Harga Masih Anjlok, Kementan: Oversuplai Masih Terjadi

Anjloknya harga cabai di tingkat petani terjadi di sentra-sentra Jawa Tengah-Timur.

Rep: Dedy Darmawan Nasution/ Red: Friska Yolandha
Pembeli memilih cabai merah di Pasar Induk Rau, Serang, Banten, Selasa (2/6). Kementerian Pertanian (Kementan) menyatakan, over suplai komoditas cabai masih terjadi sehingga mengakibatkan harga di tingkat petani terjun bebas.
Foto: ANTARA/ASEP FATHULRAHMAN
Pembeli memilih cabai merah di Pasar Induk Rau, Serang, Banten, Selasa (2/6). Kementerian Pertanian (Kementan) menyatakan, over suplai komoditas cabai masih terjadi sehingga mengakibatkan harga di tingkat petani terjun bebas.

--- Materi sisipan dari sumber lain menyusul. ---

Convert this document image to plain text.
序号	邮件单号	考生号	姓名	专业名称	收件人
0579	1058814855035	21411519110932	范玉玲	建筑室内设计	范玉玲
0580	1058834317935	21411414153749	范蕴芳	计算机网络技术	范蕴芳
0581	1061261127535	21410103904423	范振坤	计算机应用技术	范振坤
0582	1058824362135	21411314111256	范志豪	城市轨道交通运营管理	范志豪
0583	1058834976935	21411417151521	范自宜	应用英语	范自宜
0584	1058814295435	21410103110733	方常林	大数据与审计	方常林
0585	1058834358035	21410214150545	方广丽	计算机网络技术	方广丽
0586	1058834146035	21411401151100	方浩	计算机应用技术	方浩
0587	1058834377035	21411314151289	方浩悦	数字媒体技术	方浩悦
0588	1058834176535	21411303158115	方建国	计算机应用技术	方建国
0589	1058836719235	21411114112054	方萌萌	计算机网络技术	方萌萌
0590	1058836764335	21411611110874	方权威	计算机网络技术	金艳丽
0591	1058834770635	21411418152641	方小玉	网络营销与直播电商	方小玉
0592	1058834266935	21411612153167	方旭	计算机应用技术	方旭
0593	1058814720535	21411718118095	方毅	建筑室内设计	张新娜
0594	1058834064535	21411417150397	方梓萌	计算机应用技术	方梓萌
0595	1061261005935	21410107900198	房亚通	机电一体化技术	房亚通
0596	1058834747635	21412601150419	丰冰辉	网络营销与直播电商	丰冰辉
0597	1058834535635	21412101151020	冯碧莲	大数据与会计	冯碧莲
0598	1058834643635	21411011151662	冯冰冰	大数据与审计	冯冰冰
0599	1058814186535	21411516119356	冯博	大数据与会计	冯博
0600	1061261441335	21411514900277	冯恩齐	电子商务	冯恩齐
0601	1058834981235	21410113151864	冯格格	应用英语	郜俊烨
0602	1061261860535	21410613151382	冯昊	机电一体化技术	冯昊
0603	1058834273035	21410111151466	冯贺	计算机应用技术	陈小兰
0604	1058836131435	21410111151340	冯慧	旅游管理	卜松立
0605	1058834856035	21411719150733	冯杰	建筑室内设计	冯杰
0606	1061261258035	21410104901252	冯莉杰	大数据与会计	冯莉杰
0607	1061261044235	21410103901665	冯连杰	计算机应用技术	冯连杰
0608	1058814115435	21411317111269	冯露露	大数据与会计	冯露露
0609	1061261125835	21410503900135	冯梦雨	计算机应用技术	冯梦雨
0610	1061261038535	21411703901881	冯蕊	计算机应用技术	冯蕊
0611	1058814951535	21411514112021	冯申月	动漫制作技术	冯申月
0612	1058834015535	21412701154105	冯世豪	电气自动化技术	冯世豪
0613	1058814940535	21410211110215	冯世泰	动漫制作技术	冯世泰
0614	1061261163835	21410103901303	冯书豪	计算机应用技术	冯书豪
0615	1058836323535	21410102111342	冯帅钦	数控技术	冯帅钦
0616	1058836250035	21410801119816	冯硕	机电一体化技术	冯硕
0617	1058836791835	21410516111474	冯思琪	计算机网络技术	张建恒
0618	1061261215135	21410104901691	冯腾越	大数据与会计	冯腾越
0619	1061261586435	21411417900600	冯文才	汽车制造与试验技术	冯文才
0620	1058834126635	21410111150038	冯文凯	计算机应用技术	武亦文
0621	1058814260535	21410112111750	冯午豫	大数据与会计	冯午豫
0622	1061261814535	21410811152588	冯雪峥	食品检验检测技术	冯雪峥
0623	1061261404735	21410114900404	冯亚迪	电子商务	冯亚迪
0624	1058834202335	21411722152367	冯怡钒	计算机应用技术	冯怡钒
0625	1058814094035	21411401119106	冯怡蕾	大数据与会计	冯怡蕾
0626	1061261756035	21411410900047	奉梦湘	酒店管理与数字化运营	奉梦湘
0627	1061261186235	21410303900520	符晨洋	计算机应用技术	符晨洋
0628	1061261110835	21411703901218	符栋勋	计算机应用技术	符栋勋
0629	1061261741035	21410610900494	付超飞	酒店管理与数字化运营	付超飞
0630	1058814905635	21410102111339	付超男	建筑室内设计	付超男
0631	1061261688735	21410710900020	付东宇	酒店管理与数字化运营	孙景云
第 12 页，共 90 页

REPUBLIKA.CO.ID, JAKARTA -- Kementerian Pertanian (Kementan) menyatakan, oversuplai komoditas cabai masih terjadi sehingga mengakibatkan harga di tingkat petani terjun bebas. Sebagai solusi, Kementan sementara tetap melakukan pemetaan neraca kebutuhan cabai antar daerah untuk melakukan distribusi pemerataan komoditas.

Kepala Distribusi Cadangan Pangan, Badan Ketahanan Pangan, Kementan, Inti Pertiwi menuturkan, respons permintaan di pasar tradisional untuk komoditas cabai belum meningkat. Padahal, pasar merupakan saluran utama penjualan cabai dari petani.

"Suplai sudah terjadi dan ada panen, cuma permintaan sangat sulit untuk naik. Upaya yang paling bisa adalah mendistribusikan cabai ke provinsi yang harganya naik," kata Inti kepada Republika.co.id, Rabu (3/6).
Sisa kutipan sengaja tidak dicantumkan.